UIT HET DAL ‘Toen ik eenmaal inzag en accepteerde dat het niet zomaar een dipje was maar dat er heel veel was opgekropt, nam ik me voor om er uit te komen. Ik heb altijd veel geschreven als het om mijn gedachten ging. Mijn hoofd zat altijd vol met gedachten. Zo begon ik weer van alles op te schrijven, probeerde een structuur te creëren in mijn leven en veel te praten met mijn vriend en ouders. Ik heb een paar maanden geprobeerd om mezelf beter te maken tot ik het gevoel kreeg dat ik niet meer verder kon en ben ik met een psycholoog gaan praten. Het was een zware periode maar ik heb er veel van geleerd. Ik heb tijdens deze periode en daarna mezelf heel goed leren kennen en voel mij door de hele ervaring veel sterker. Soms wenste ik alleen dat ik dingen eerder wist of had aangepakt, maar iedereen komt zichzelf een keer tegen. En dit was mijn keer.
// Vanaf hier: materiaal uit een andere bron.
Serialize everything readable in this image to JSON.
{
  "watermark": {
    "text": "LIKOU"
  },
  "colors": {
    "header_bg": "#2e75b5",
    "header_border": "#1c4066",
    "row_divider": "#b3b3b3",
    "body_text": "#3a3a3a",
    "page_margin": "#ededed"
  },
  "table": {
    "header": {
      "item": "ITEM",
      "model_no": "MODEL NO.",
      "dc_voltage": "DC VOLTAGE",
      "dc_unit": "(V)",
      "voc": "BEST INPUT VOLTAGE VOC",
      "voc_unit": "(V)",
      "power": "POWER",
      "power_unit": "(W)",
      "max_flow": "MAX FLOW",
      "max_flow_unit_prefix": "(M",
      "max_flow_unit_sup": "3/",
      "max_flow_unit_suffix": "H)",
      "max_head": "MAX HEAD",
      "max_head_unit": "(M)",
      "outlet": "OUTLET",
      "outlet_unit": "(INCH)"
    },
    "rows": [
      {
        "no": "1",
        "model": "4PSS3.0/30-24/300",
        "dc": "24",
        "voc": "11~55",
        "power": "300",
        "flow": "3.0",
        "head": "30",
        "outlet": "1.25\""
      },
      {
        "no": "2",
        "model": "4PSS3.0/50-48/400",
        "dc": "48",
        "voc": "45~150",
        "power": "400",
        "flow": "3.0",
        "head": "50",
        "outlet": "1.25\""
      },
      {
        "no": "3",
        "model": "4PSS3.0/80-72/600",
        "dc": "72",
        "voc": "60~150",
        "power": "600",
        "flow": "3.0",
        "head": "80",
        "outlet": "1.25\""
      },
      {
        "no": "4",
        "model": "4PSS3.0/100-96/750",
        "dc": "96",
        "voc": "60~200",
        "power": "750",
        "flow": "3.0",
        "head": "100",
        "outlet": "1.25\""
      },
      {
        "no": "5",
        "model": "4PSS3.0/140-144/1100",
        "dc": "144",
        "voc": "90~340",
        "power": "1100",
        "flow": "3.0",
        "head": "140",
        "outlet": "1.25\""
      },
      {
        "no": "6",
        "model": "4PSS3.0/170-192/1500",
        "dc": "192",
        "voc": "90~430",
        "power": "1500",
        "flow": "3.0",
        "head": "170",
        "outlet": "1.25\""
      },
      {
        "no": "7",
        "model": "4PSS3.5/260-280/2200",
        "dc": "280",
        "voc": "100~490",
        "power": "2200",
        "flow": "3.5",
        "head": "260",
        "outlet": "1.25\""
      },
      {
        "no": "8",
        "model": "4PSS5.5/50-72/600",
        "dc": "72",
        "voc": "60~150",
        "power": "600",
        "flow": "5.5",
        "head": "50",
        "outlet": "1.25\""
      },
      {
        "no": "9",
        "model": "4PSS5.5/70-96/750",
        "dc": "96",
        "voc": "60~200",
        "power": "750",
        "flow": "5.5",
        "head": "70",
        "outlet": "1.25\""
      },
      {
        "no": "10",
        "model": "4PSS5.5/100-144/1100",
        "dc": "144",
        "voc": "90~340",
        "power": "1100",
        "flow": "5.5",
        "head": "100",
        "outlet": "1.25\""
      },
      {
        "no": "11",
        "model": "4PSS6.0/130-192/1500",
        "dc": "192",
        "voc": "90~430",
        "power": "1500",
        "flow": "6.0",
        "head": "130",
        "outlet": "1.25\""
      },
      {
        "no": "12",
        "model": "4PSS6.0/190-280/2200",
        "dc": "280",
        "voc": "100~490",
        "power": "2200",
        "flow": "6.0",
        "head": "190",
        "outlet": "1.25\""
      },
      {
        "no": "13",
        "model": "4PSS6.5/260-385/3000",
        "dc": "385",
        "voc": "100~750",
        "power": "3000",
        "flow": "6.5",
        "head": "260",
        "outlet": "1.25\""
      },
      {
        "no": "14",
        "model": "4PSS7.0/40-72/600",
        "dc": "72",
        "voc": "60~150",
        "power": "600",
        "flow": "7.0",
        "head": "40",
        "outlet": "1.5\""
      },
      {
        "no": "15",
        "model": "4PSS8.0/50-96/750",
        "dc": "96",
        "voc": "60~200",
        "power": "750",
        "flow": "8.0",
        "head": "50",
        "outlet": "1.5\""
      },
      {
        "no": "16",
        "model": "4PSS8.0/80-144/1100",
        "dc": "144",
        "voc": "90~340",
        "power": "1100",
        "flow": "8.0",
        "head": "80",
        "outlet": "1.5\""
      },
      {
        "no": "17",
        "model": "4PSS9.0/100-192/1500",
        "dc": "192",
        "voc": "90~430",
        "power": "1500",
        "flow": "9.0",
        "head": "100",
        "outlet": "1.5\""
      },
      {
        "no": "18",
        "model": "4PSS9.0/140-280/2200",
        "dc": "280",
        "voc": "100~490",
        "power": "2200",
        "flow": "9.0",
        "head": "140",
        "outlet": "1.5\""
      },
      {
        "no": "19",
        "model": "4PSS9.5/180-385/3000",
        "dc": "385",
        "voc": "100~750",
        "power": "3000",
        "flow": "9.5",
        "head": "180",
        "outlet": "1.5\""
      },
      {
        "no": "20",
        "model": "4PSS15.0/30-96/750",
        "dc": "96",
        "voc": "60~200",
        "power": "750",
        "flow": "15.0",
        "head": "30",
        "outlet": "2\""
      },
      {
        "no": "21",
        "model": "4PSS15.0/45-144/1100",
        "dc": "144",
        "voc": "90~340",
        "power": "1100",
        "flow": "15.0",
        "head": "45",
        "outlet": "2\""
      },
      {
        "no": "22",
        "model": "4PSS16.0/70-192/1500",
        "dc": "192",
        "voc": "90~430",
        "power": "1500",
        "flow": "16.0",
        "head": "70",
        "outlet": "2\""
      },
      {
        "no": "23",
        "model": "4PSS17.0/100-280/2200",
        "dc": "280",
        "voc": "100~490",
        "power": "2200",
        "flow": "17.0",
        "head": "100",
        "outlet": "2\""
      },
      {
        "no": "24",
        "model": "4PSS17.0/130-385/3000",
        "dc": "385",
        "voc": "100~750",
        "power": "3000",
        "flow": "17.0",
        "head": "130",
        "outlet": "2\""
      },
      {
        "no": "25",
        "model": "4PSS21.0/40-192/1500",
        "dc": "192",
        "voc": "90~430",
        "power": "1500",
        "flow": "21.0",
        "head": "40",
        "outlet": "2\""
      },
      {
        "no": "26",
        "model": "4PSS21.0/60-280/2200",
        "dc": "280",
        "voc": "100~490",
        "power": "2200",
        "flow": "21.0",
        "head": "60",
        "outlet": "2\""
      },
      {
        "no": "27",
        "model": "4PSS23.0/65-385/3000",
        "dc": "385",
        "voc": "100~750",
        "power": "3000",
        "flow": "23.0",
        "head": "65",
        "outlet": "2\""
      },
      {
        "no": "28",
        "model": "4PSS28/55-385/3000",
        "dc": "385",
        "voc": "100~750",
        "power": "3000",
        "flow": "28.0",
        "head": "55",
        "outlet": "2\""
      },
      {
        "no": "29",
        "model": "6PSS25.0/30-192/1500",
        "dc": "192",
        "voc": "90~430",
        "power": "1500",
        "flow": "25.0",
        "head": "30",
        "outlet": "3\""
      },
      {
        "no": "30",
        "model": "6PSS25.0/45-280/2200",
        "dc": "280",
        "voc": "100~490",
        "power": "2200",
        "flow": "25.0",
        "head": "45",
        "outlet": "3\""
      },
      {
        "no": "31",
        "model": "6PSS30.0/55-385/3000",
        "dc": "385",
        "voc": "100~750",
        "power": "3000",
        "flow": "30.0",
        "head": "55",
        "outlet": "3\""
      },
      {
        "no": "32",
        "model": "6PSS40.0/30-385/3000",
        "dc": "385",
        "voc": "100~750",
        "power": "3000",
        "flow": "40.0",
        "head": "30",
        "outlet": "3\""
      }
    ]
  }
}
Ik ben er trots op dat ik niet heel lang echt depressief thuis heb gezeten, dat ik nog leef en dat ik op dagelijkse basis redelijk goed mezelf uit een negatieve plek kan trekken als ik erin schiet. In mijn hoofd kan ik namelijk heel snel van goed naar heel slecht gaan en dat is een dagelijks iets. Soms heb ik het gevoel heb alsof ik de strijd ben aangegaan met een verslaving, omdat ik constant bewust bezig ben om een positieve mindset te hebben. Ook ben ik blij dat ik niet terug schiet in het meteen niets meer doen en alleen maar huilen in bed of iets in die geest wanneer er iets negatiefs gebeurt.’

TOEKOMST ‘Ik ben blij dat ik mezelf nu echt ken en dat ik voor mezelf leef en niet voor anderen. Met meer zelfvertrouwen dan dat ik in de afgelopen zeven jaar heb gehad. Positief, gelukkig en geliefd. Daarnaast ben ik mij ervan bewust dat er mindere dagen zijn en probeer ik die zo goed mogelijk op te vangen met alle methodes en technieken die ik ken. Ik weet niet altijd van tevoren wat werkt maar ik weet wel wat ik kan proberen om mij beter te voelen. Soms moet ik dus meer dingen proberen om mij weer neutraal of blij te voelen.’

Voor iedereen die zich in haar verhaal herkent, heeft ze een advies. ‘Praat erover. Geef niet op, zoek hulp als je voelt dat het teveel is. Zorg dat in ieder geval één persoon weet wat er speelt of laat in ieder geval één persoon je helpen. Onthoud dat je leven een doel heeft, dat je belangrijk bent en probeer de beste versie van jezelf te creëren.’

Shaneequa Ho A Tham (25) is geboren in Hoorn en opgegroeid in Amsterdam. Momenteel woont ze met haar vriend in Suriname. Ze werkt in een familiebedrijf, een bouw- en aannemersbedrijf. Naast werken geniet ze van het leven door leuke dingen te doen met de lieve en leuke mensen om haar heen. In haar blog Happy, Blessed & Loved wil ze anderen helpen om in een neutrale of happy place te komen. ‘Ik geloof dat de overstap van depressief naar gelukkig te groot kan zijn, daarom zie ik het zo dat er een tussenfase is, neutraal zijn. Daarnaast denk ik dat mijn blog mensen kan helpen om een beeld te geven van de gedachtegang van een depressief persoon. Natuurlijk denken niet alle (depressieve) mensen zoals ik. Maar ik denk wel dat mijn verhaal goed weergeeft waar je wat aan kan hebben als je iemand kent die depressief is.’

I’m just a young woman with an experience, with the knowledge that I gained from that experience, I’m trying to help others.